Micro Four Thirds Camera System: Micro Four Thirds camera system is a great way for you to have exceptional quality with a small camera kit. This is a great option if you’re an amateur photographer who likes to travel with your camera. The chip is smaller so the lenses are longer than 35mm full-frame chips. There will also be more noise, but these cameras are far better than point and shoots for professional looking images. Micro Four Thirds cameras can be used with the same lens mounts, which means you can swap lenses between brands. This makes it easier to find more lenses for your camera.

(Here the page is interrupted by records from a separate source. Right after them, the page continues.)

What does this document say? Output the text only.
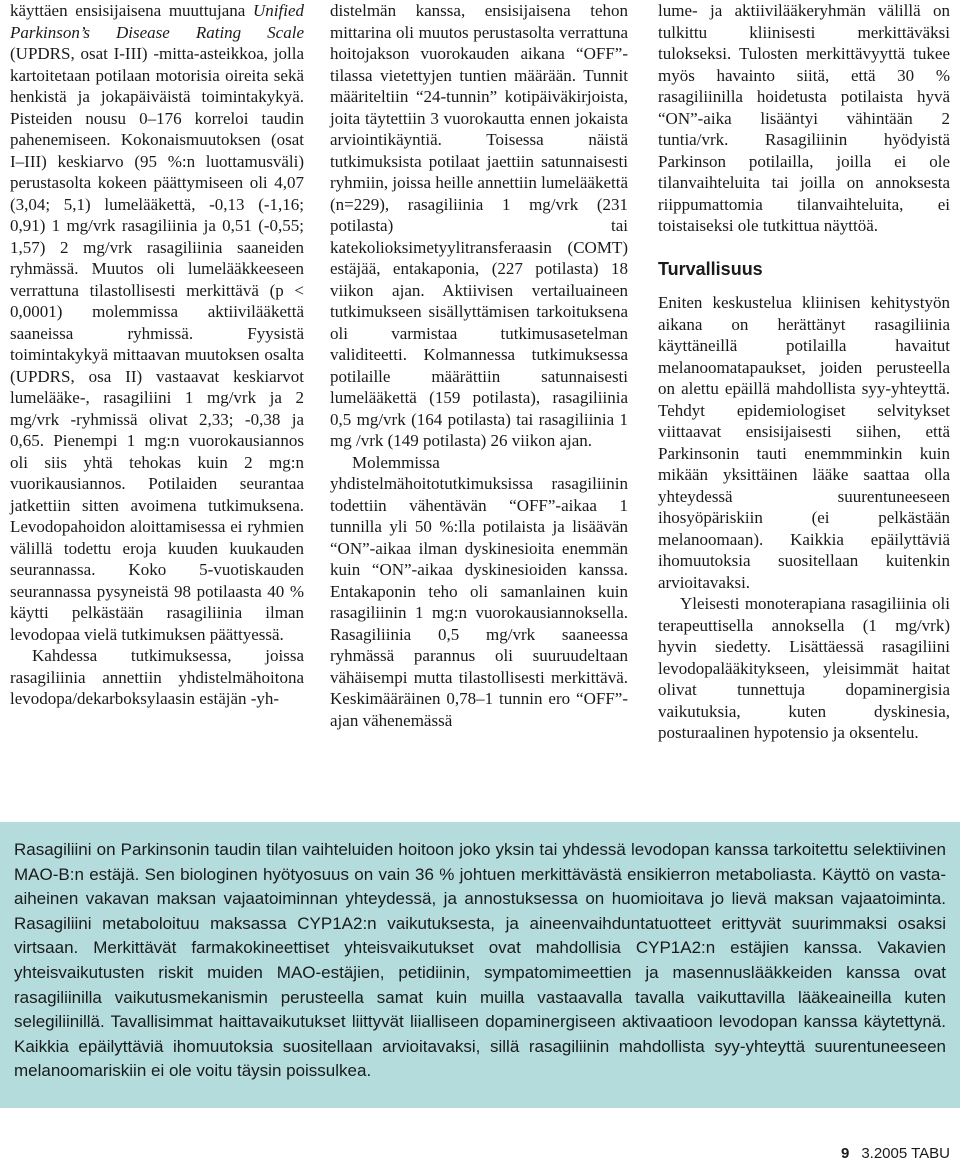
käyttäen ensisijaisena muuttujana Unified Parkinson’s Disease Rating Scale (UPDRS, osat I-III) -mitta-asteikkoa, jolla kartoitetaan potilaan motorisia oireita sekä henkistä ja jokapäiväistä toimintakykyä. Pisteiden nousu 0–176 korreloi taudin pahenemiseen. Kokonaismuutoksen (osat I–III) keskiarvo (95 %:n luottamusväli) perustasolta kokeen päättymiseen oli 4,07 (3,04; 5,1) lumelääkettä, -0,13 (-1,16; 0,91) 1 mg/vrk rasagiliinia ja 0,51 (-0,55; 1,57) 2 mg/vrk rasagiliinia saaneiden ryhmässä. Muutos oli lumelääkkeeseen verrattuna tilastollisesti merkittävä (p < 0,0001) molemmissa aktiivilääkettä saaneissa ryhmissä. Fyysistä toimintakykyä mittaavan muutoksen osalta (UPDRS, osa II) vastaavat keskiarvot lumelääke-, rasagiliini 1 mg/vrk ja 2 mg/vrk -ryhmissä olivat 2,33; -0,38 ja 0,65. Pienempi 1 mg:n vuorokausiannos oli siis yhtä tehokas kuin 2 mg:n vuorikausiannos. Potilaiden seurantaa jatkettiin sitten avoimena tutkimuksena. Levodopahoidon aloittamisessa ei ryhmien välillä todettu eroja kuuden kuukauden seurannassa. Koko 5-vuotiskauden seurannassa pysyneistä 98 potilaasta 40 % käytti pelkästään rasagiliinia ilman levodopaa vielä tutkimuksen päättyessä.

Kahdessa tutkimuksessa, joissa rasagiliinia annettiin yhdistelmähoitona levodopa/dekarboksylaasin estäjän -yh-

distelmän kanssa, ensisijaisena tehon mittarina oli muutos perustasolta verrattuna hoitojakson vuorokauden aikana “OFF”-tilassa vietettyjen tuntien määrään. Tunnit määriteltiin “24-tunnin” kotipäiväkirjoista, joita täytettiin 3 vuorokautta ennen jokaista arviointikäyntiä. Toisessa näistä tutkimuksista potilaat jaettiin satunnaisesti ryhmiin, joissa heille annettiin lumelääkettä (n=229), rasagiliinia 1 mg/vrk (231 potilasta) tai katekolioksimetyylitransferaasin (COMT) estäjää, entakaponia, (227 potilasta) 18 viikon ajan. Aktiivisen vertailuaineen tutkimukseen sisällyttämisen tarkoituksena oli varmistaa tutkimusasetelman validiteetti. Kolmannessa tutkimuksessa potilaille määrättiin satunnaisesti lumelääkettä (159 potilasta), rasagiliinia 0,5 mg/vrk (164 potilasta) tai rasagiliinia 1 mg /vrk (149 potilasta) 26 viikon ajan.

Molemmissa yhdistelmähoitotutkimuksissa rasagiliinin todettiin vähentävän “OFF”-aikaa 1 tunnilla yli 50 %:lla potilaista ja lisäävän “ON”-aikaa ilman dyskinesioita enemmän kuin “ON”-aikaa dyskinesioiden kanssa. Entakaponin teho oli samanlainen kuin rasagiliinin 1 mg:n vuorokausiannoksella. Rasagiliinia 0,5 mg/vrk saaneessa ryhmässä parannus oli suuruudeltaan vähäisempi mutta tilastollisesti merkittävä. Keskimääräinen 0,78–1 tunnin ero “OFF”-ajan vähenemässä

lume- ja aktiivilääkeryhmän välillä on tulkittu kliinisesti merkittäväksi tulokseksi. Tulosten merkittävyyttä tukee myös havainto siitä, että 30 % rasagiliinilla hoidetusta potilaista hyvä “ON”-aika lisääntyi vähintään 2 tuntia/vrk. Rasagiliinin hyödyistä Parkinson potilailla, joilla ei ole tilanvaihteluita tai joilla on annoksesta riippumattomia tilanvaihteluita, ei toistaiseksi ole tutkittua näyttöä.

Turvallisuus

Eniten keskustelua kliinisen kehitystyön aikana on herättänyt rasagiliinia käyttäneillä potilailla havaitut melanoomatapaukset, joiden perusteella on alettu epäillä mahdollista syy-yhteyttä. Tehdyt epidemiologiset selvitykset viittaavat ensisijaisesti siihen, että Parkinsonin tauti enemmminkin kuin mikään yksittäinen lääke saattaa olla yhteydessä suurentuneeseen ihosyöpäriskiin (ei pelkästään melanoomaan). Kaikkia epäilyttäviä ihomuutoksia suositellaan kuitenkin arvioitavaksi.

Yleisesti monoterapiana rasagiliinia oli terapeuttisella annoksella (1 mg/vrk) hyvin siedetty. Lisättäessä rasagiliini levodopalääkitykseen, yleisimmät haitat olivat tunnettuja dopaminergisia vaikutuksia, kuten dyskinesia, posturaalinen hypotensio ja oksentelu.

Rasagiliini on Parkinsonin taudin tilan vaihteluiden hoitoon joko yksin tai yhdessä levodopan kanssa tarkoitettu selektiivinen MAO-B:n estäjä. Sen biologinen hyötyosuus on vain 36 % johtuen merkittävästä ensikierron metaboliasta. Käyttö on vasta-aiheinen vakavan maksan vajaatoiminnan yhteydessä, ja annostuksessa on huomioitava jo lievä maksan vajaatoiminta. Rasagiliini metaboloituu maksassa CYP1A2:n vaikutuksesta, ja aineenvaihduntatuotteet erittyvät suurimmaksi osaksi virtsaan. Merkittävät farmakokineettiset yhteisvaikutukset ovat mahdollisia CYP1A2:n estäjien kanssa. Vakavien yhteisvaikutusten riskit muiden MAO-estäjien, petidiinin, sympatomimeettien ja masennuslääkkeiden kanssa ovat rasagiliinilla vaikutusmekanismin perusteella samat kuin muilla vastaavalla tavalla vaikuttavilla lääkeaineilla kuten selegiliinillä. Tavallisimmat haittavaikutukset liittyvät liialliseen dopaminergiseen aktivaatioon levodopan kanssa käytettynä. Kaikkia epäilyttäviä ihomuutoksia suositellaan arvioitavaksi, sillä rasagiliinin mahdollista syy-yhteyttä suurentuneeseen melanoomariskiin ei ole voitu täysin poissulkea.

9 3.2005 TABU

Lighting: Every photograph needs to be lit. You must wait until the lighting is perfect for a landscape photo. For a product or portrait image, you need to find the right lighting. A flash or constant light source is essential for anyone serious about photography. When I am traveling, I use the speed light (the one that goes on my camera) and the Profoto flash when I need power. You want your flash to be off-camera flash. This means that you will need something to trigger the flash. With their wireless triggers, the Canon 600RT and Profoto B1 and B2 systems communicate wirelessly. Other flashes can also communicate wirelessly with each other. You can try a variety of flashes before you decide which one is best for you. You can also find great tutorials online about flash photography.

Basic Photography Kit:

  • 1 Camera
  • 1 Lens with macro capabilities and lowest f number. 1 Tripod
  • 1 Shutter release cable
  • 1 off camera light with trigger
  • 1 Light stand
  • 1 Reflector (or white foamcore)
  • 1 clamp “A”


Photography is a valuable tool for any business. It’s a skill that you should learn. You will be able to communicate your company’s message more effectively and more effectively if you feel comfortable taking quality photos. It is important to research the tools you choose and get help if you feel out of your league. Take the time to properly style your shots and slow down your shooting so you can get high quality exposures. Attention to the direction of light. Light will work in your favor when you pay attention.